Nerede gündüz telâşeleri, bağrışlar, çığrışlar,
kornalar...
Ölümü çok yakınlar hey;
kendinize gelin!
İçiniz öyle bir şehir ki... İstanbul’dan büyük,
dünyadan kalabalık...
Nerede aynalar, teraziler, metreler;
bütün ölçüleri getirin!
İstanbul uykuda işte; uykuda
bir masal gibi...
Daha güneşe çok var; gece
bir saltanat gibi...
Muzaffer komutan gibi
uyutmuş İstanbul’u.
Sularını, suretini, silüetini...
Toplayıp uykuları denize atsak;
kaç rüya derde deva, sadra şifa olur?!...
Uyan İstanbul uyan Huu...
Gece diye bir memleket varmış
oraya geldik; uyan!
İstanbul, İstanbul kalsın;
dertlere iyi gelir bu şehir.
Rüya, hayal, hakikat, kat kat sevdalarla
münteşir...
***
3- İstanbul’un çeşmeleri
Ve niye akmaz;
İstanbul’un göbeğinde çeşmeler?
Belki ölmüş belki ağlamayı unutmuş belki
ağlamaktan gözyaşları kurumuş.
***
4- Yağmurda bir İstanbul
Bildiğin gibi değil; İstanbul
yine yağmur...
Hırçın bir çocuk, bıçkın bir delikanlı...

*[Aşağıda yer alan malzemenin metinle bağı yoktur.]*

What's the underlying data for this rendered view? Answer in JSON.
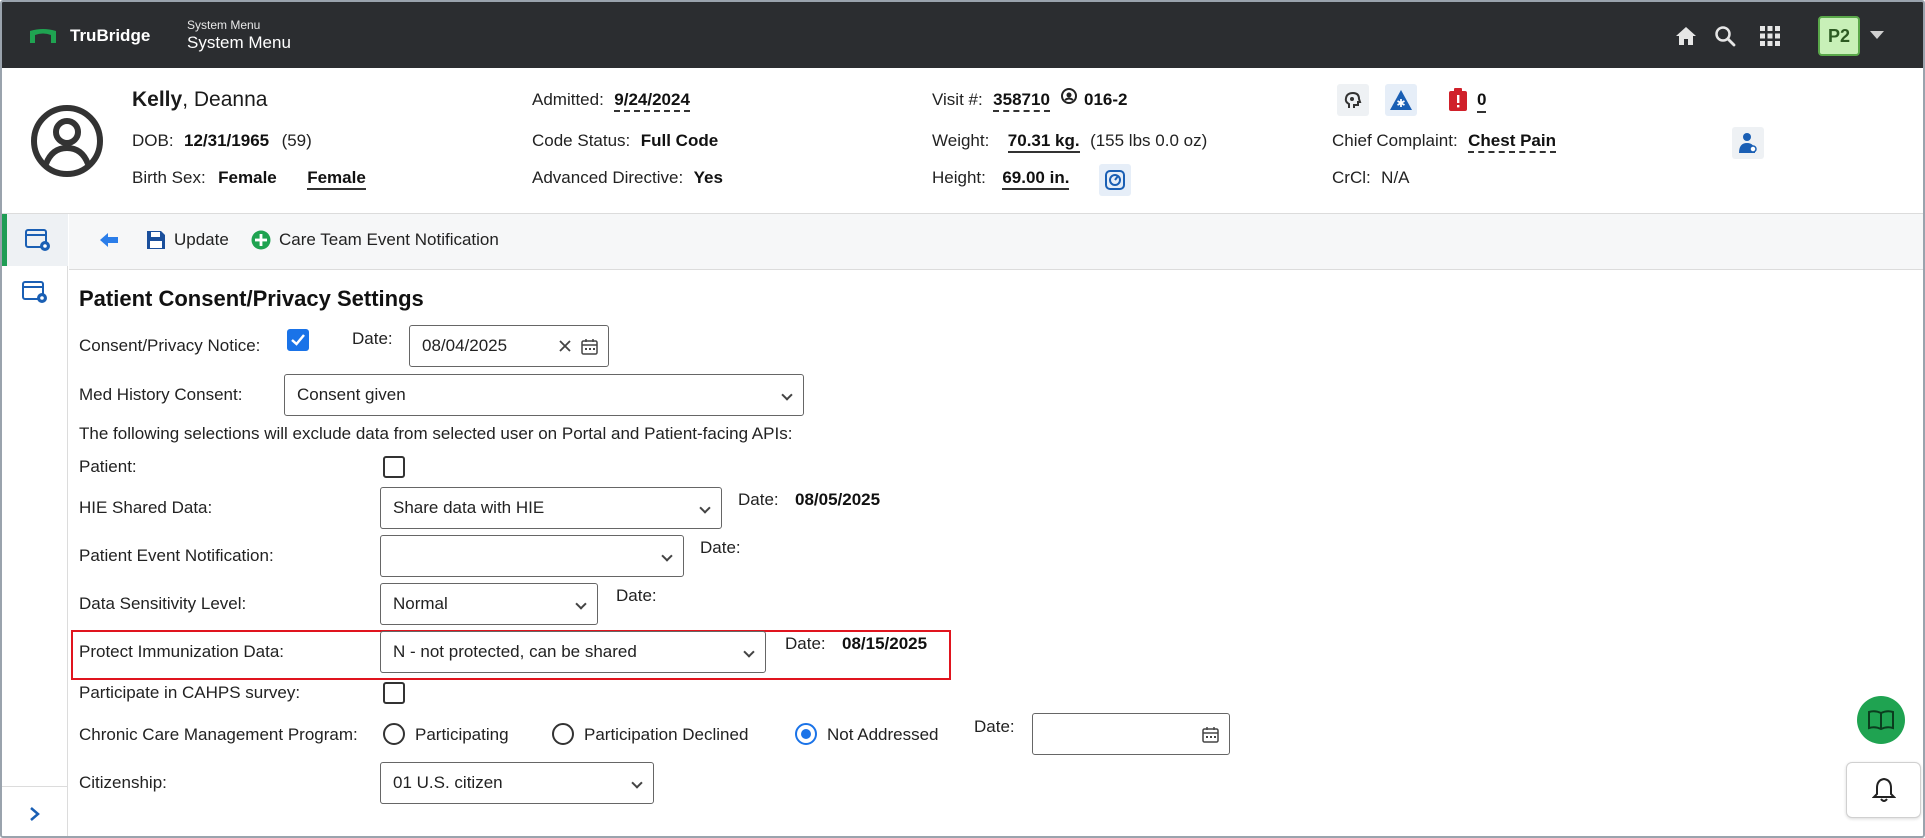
{
  "topbar": {
    "brand": "TruBridge",
    "system_menu_small": "System Menu",
    "system_menu_big": "System Menu",
    "user_badge": "P2",
    "icons": [
      "home-icon",
      "search-icon",
      "apps-grid-icon",
      "chevron-down-icon"
    ]
  },
  "patient": {
    "last_name": "Kelly",
    "first_name": ", Deanna",
    "dob_label": "DOB:",
    "dob": "12/31/1965",
    "age": "(59)",
    "birth_sex_label": "Birth Sex:",
    "birth_sex": "Female",
    "gender": "Female",
    "admitted_label": "Admitted:",
    "admitted": "9/24/2024",
    "code_status_label": "Code Status:",
    "code_status": "Full Code",
    "advanced_directive_label": "Advanced Directive:",
    "advanced_directive": "Yes",
    "visit_label": "Visit #:",
    "visit": "358710",
    "room": "016-2",
    "weight_label": "Weight:",
    "weight": "70.31 kg.",
    "weight_lbs": "(155 lbs 0.0 oz)",
    "height_label": "Height:",
    "height": "69.00 in.",
    "alerts_count": "0",
    "chief_complaint_label": "Chief Complaint:",
    "chief_complaint": "Chest Pain",
    "crcl_label": "CrCl:",
    "crcl": "N/A"
  },
  "toolbar": {
    "update_label": "Update",
    "care_team_label": "Care Team Event Notification"
  },
  "form": {
    "title": "Patient Consent/Privacy Settings",
    "consent_notice_label": "Consent/Privacy Notice:",
    "consent_notice_checked": true,
    "date_label": "Date:",
    "consent_date": "08/04/2025",
    "med_history_label": "Med History Consent:",
    "med_history_value": "Consent given",
    "exclusion_note": "The following selections will exclude data from selected user on Portal and Patient-facing APIs:",
    "patient_label": "Patient:",
    "hie_label": "HIE Shared Data:",
    "hie_value": "Share data with HIE",
    "hie_date": "08/05/2025",
    "event_notification_label": "Patient Event Notification:",
    "event_notification_value": "",
    "sensitivity_label": "Data Sensitivity Level:",
    "sensitivity_value": "Normal",
    "immunization_label": "Protect Immunization Data:",
    "immunization_value": "N - not protected, can be shared",
    "immunization_date": "08/15/2025",
    "cahps_label": "Participate in CAHPS survey:",
    "ccm_label": "Chronic Care Management Program:",
    "ccm_options": [
      "Participating",
      "Participation Declined",
      "Not Addressed"
    ],
    "ccm_selected": "Not Addressed",
    "ccm_date": "",
    "citizenship_label": "Citizenship:",
    "citizenship_value": "01 U.S. citizen"
  },
  "colors": {
    "topbar_bg": "#2b2d30",
    "accent_green": "#1f9d55",
    "accent_blue": "#1a73e8",
    "highlight_red": "#e0141e"
  }
}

Aldırmıyor trafiğe, telâşelere;
geçiş üstünlüğü var.
Arada rüzgâr bir beste tutturuyor; makamlar
karışıyor durmadan.
Bu bir yağmur dâveti; rahmetin
sûreti işte!
Durmadan konuşuyor hayat; sevdim
ben bu muhabbeti!
Şimdi bir aşk gibi kıpır kıpır alıp
verdiğim nefesler...
Sıyrılıp gevezeliğinden dünyanın
hafiflemek ve okşamak saadeti...
Oh, şükürler olsun yağmur sesi;
duy bu sesi, duy bu sesi!
Bu bir: “Seni seviyorum!” bûsesi; yağmurlar
ah nasıl bir rahmet elbisesi...
Lodos İstanbul’u savuruyor; aşka
tutulmuş gibi koca şehir...
Yerinde duramıyor demirlemiş
gemiler, yağmurlar, martılar...
Uçarı bir genç gibiydi İstanbul katıp
karıştırdı, sürdü savurdu.
İstanbul... İstanbul olmanın
keyfini yaşıyordu.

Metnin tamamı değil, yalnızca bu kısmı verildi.